El izquierdismo, más dinámico a causa del coma avanzado del PC, ha cometido el error de creer que el no al referéndum europeo de 2005 podía constituir la base de un frente de rechazo. La elección presidencial y las legislativas han demostrado que en adelante es su insignificancia intelectual y política lo que está en entredicho. Para comprender las diferencias entre los tres grupúsculos trotskistas que se dividen entre un puñado de irreductibles y otro de populistas, es preciso remitirse al programa de transición de Trotski, que data de 1939. Este fracaso de la inteligencia no puede ser compensado por la intensa organización de “luchas”, cuyas llamaradas intermitentes no sabrían reemplazar la crítica social coherente.
En los alterglobalizadores, por último, el narcisismo, la intriga, incluso la corrupción, han degradado de forma duradera un movimiento fundado sobre bases reales, pero incapaz de comprender que el antiguo Tercer Mundo se precipita en el capitalismo y ve en la globalización su oportunidad histórica. ¿Qué importancia tiene la crítica de este aspecto frente a una tasa de crecimiento de dos cifras como la de China?
En cuanto a los Verdes, han tenido un naufragio que puede creerse definitivo. Se diría que se consagran a no retener, de la gran onda de choque ecológica que barre hoy el planeta, más que sus absurdidades. ¿Cómo comprender su ensañamiento antinuclear, cuando la nuclear es la principal fuente de energía sin responsabilidad en el efecto invernadero y el recalentamiento del planeta? ¿Cómo comprender su obsesión, poco creíble científicamente, a propósito de la modificación genética?
Nicolás Hulot, democratizando los asuntos ecológicos, ha dado a la ecología un golpe fatal: así como la banalización de las tesis del Frente Nacional (FN) ha tenido como consecuencia el hundimiento del FN como formación separada y monotemática, la banalización de los asuntos ecologistas, favorecida por los accidentes climáticos actuales, ha tenido como consecuencia el naufragio de los ecologistas en cuanto formación separada y monotemática.
Finalmente, una palabra a propósito del centro. François Bayrou tiene razón, evidentemente, cuando afirma que el sistema electoral actual le impide desarrollarse. A condición de añadir que la familia centrista ciertamente existe, pero que es una familia pequeña, rica en el mejor de los casos, con entre el 10 y el 15% de los sufragios. Valéry Giscard d’Estaing dijo un día que Francia quería ser “gobernada en el centro”. Nada más cierto; los primeros pasos de Nicolás Sarkozy son la prueba de ello. Pero él no dijo que Francia quería ser gobernada por el centro. Paradójicamente, el gobierno “en el centro” implica un centro débil, que permite a la izquierda apoyarse en su ala derecha, y a la derecha avanzar sobre su ala izquierda. En Francia, como en Alemania, el centro está condenado a ser un partido complementario.

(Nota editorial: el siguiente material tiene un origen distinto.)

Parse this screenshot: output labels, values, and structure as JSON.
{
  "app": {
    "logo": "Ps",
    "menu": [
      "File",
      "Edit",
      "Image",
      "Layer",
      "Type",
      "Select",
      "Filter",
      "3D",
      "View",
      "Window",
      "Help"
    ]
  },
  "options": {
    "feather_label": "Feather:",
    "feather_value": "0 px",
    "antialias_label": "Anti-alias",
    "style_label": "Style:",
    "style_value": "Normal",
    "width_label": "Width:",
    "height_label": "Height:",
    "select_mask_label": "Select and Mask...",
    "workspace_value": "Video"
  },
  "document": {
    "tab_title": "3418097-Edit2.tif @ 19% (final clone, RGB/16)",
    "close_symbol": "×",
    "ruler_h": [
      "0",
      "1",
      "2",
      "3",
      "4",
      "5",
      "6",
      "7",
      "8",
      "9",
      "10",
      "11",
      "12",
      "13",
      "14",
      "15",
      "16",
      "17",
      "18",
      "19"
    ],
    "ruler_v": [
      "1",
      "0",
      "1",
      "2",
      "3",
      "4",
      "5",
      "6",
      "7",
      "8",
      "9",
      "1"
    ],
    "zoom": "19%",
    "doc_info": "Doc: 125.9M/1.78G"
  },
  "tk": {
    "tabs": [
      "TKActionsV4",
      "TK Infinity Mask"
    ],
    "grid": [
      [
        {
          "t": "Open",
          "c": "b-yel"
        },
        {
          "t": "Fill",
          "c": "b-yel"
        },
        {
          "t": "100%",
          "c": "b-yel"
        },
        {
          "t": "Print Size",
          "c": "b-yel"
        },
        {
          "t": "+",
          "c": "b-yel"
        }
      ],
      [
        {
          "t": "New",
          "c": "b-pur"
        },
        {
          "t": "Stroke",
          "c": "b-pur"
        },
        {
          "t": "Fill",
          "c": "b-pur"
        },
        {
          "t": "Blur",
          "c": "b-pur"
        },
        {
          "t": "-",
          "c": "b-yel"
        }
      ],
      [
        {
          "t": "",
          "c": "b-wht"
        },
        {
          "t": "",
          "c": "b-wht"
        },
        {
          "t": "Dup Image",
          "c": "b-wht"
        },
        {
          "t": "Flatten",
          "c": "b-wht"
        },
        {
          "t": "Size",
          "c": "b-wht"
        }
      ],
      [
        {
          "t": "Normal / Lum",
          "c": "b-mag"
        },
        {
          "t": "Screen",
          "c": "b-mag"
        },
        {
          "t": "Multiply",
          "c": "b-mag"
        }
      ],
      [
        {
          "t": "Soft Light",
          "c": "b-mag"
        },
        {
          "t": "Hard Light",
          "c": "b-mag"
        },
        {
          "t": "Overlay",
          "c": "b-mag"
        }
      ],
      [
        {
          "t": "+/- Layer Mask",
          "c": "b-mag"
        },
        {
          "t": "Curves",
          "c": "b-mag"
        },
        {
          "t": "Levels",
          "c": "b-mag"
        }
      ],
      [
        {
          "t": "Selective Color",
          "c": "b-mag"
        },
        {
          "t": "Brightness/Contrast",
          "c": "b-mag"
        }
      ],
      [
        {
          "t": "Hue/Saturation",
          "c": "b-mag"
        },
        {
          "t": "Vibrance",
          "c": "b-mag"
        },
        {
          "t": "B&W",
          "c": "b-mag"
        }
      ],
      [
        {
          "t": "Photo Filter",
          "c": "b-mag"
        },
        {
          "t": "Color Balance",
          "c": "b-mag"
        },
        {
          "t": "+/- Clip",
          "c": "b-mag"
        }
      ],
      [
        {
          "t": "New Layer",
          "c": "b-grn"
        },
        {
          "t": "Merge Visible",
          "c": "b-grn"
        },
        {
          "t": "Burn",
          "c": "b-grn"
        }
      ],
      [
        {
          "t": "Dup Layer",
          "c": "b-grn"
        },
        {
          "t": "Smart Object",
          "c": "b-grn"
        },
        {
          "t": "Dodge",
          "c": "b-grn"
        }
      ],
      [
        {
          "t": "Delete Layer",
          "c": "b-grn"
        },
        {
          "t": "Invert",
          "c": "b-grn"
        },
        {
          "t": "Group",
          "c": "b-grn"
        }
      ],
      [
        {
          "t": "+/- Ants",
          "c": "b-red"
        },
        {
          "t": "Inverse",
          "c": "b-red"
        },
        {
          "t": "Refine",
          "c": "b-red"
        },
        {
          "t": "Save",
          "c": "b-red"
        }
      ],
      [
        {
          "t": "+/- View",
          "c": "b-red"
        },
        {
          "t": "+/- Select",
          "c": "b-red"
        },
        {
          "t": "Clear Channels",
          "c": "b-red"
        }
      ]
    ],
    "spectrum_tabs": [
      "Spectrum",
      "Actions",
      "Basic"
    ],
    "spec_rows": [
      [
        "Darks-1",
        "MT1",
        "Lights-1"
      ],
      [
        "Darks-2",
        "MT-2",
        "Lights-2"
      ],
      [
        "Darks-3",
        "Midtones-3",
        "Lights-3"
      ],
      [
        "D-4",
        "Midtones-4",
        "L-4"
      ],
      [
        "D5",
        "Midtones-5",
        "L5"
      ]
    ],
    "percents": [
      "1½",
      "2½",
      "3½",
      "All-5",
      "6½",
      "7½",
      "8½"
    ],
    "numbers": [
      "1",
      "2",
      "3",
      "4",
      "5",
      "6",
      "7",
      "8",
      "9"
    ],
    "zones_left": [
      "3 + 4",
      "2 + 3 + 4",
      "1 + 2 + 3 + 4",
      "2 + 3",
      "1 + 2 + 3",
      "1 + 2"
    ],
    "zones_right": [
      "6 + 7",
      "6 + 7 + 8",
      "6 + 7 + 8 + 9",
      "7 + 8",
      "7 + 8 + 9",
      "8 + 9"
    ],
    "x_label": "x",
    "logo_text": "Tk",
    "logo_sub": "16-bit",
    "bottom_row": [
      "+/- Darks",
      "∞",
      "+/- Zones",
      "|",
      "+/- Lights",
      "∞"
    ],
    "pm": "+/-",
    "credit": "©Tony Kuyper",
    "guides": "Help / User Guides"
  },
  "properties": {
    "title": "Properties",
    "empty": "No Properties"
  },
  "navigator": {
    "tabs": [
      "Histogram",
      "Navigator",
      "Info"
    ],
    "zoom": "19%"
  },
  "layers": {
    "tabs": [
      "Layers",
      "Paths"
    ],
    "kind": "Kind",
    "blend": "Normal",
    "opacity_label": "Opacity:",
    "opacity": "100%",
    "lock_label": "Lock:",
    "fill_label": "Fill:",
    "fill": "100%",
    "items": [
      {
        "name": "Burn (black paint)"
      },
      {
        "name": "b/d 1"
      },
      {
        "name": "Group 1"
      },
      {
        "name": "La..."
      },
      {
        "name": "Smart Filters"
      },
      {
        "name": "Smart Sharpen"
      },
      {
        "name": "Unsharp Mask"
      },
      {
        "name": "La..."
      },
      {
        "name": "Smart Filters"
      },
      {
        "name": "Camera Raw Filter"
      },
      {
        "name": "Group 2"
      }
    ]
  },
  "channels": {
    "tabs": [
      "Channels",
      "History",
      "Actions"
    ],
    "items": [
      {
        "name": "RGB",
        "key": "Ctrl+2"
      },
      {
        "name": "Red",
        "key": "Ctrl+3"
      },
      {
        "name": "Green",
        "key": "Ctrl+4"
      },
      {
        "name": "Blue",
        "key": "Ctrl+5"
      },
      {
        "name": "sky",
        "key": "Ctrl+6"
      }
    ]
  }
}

Derrota intelectual y moral
El Partido Socialista se ha buscado la derrota. No es el mérito de Sarkozy sino fallo suyo. Su derrota ha sido intelectual y moral.
Hace mucho tiempo que el PS ha dejado de pensar y de creer en lo que explica. Desde 1989, al menos, fecha de la caída del Muro, la izquierda al completo está enferma, porque no ha sabido analizar ni extraer las consecuencias de lo que ha sucedido. Se dirá que es injusto: los socialdemócratas, ¿no han sido siempre y en todas partes el blanco preferido de los estalinistas victoriosos? Entonces, ¿por qué deberían ser arrastrados en el naufragio de sus peores enemigos? ¡Porque, se quiera o no, el socialismo es un conjunto! El comunismo ha sido durante cerca de un siglo el horizonte de esperanza de todo el movimiento obrero. Jaurès y Blum, los dos modelos del reformismo, no han cesado de proclamar que solamente los métodos separaban a los realistas de los maximalistas.
Se dirá que todo esto es historia antigua y que la juventud de hoy tiene otras preocupaciones. ¡Qué error! No se vota nunca un programa; se vota una opinión e incluso una segunda intención. No es necesario levantar la cabeza muy alta para saber que el horizonte está cerrado, que el oriente rojo está descolorido, que el sol naciente está vestido de duelo.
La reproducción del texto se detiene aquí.